Em Angola, por experiências vividas e pelo preço que pagou e vem pagando, o cidadão comum aprendeu bem a diferenciar quem é ou não é o patriota. Tem plena noção de que quem se envolveu nas guerras, na de libertação como nas civis que se lhe seguiram, quem participou e lutou, com armas ou com ferramentas nas mãos, quem consentiu sacrifícios e deu parte da sua vida a lutar pela preservação dos valores nacionais; quem teve para além desses predicados, e tem na sua conduta exemplar e no seu nome limpo, não manchado por atitudes contrárias àquelas que a Constituição da República consigna, tem, sim senhor, os requisitos necessários para ser considerado um verdadeiro patriota. Contrariamente, todo aquele que só soube beneficiar da fartura, que se embrulha em assuntos turvos, evidencie ambições desmedidas e vestígios de participação em actos praticados ou tentados, por oportunismos manifestados, por apoio a actividades que se mostram atentatórias ao desenvolvimento da sociedade angolana e sejam contrárias à inclusão de todos na grande corporação, não pode, de modo nenhum, ser considerado um patriota. Daí que, em Angola, decerto, não se vão dar bem os que não derem provas evidentes de patriotismo. Tenham o poder político, o dinheiro, as habilidades, os cursos, os sistemas, as ideias, as espertezas e as inteligências que tiverem ao seu alcance e puderem manejar.

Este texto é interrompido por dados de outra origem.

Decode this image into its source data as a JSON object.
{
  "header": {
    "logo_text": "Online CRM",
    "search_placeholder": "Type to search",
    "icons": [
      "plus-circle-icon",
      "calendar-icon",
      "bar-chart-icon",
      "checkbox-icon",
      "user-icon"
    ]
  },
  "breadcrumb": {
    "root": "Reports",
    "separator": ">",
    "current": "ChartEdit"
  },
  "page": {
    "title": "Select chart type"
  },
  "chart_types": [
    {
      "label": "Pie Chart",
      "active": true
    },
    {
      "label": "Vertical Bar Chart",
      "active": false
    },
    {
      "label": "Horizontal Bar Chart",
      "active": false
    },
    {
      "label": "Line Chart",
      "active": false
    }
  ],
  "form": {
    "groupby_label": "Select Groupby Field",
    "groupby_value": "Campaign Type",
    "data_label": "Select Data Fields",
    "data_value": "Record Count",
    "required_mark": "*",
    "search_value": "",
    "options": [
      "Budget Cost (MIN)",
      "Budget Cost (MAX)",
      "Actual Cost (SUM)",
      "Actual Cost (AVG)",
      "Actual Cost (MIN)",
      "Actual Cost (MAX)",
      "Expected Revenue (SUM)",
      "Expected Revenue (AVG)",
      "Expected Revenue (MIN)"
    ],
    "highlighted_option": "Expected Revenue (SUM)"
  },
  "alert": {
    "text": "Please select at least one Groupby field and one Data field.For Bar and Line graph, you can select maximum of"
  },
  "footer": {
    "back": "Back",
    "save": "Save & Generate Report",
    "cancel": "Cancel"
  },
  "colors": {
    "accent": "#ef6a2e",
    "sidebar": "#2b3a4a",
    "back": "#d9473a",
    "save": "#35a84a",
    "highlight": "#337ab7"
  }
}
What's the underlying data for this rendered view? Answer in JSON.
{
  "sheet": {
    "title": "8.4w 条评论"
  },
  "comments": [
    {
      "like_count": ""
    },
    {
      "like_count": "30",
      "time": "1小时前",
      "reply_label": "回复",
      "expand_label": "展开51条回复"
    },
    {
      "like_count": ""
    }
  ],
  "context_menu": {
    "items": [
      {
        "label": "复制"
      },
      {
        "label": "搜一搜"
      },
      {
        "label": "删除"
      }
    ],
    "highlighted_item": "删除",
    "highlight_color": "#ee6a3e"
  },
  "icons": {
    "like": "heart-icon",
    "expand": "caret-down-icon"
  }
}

Em Junho de 2012, o jurista e docente angolano Zangue dos Santos, escreveu numa página deste jornal: “para construir uma sociedade mais humana é necessário que cada um diga que a nossa verdadeira nacionalidade é o patriotismo. Ser patriota é agir em defesa da pátria sem a exclusão de ninguém”. Subscrevo o seu pensamento. Para terminar com esta questão polémica, nada melhor que recordar a conhecida frase de “A tragédia de Hamlet, príncipe da Dinamarca”, de Shakespeare: ser ou não ser, eis a questão. Em inglês, to be, or not to be, that is the question.
“Para construir uma sociedade mais humana é necessário que cada um diga que a nossa verdadeira nacionalidade é o patriotismo. Ser patriota é agir em defesa da pátria sem a exclusão de ninguém”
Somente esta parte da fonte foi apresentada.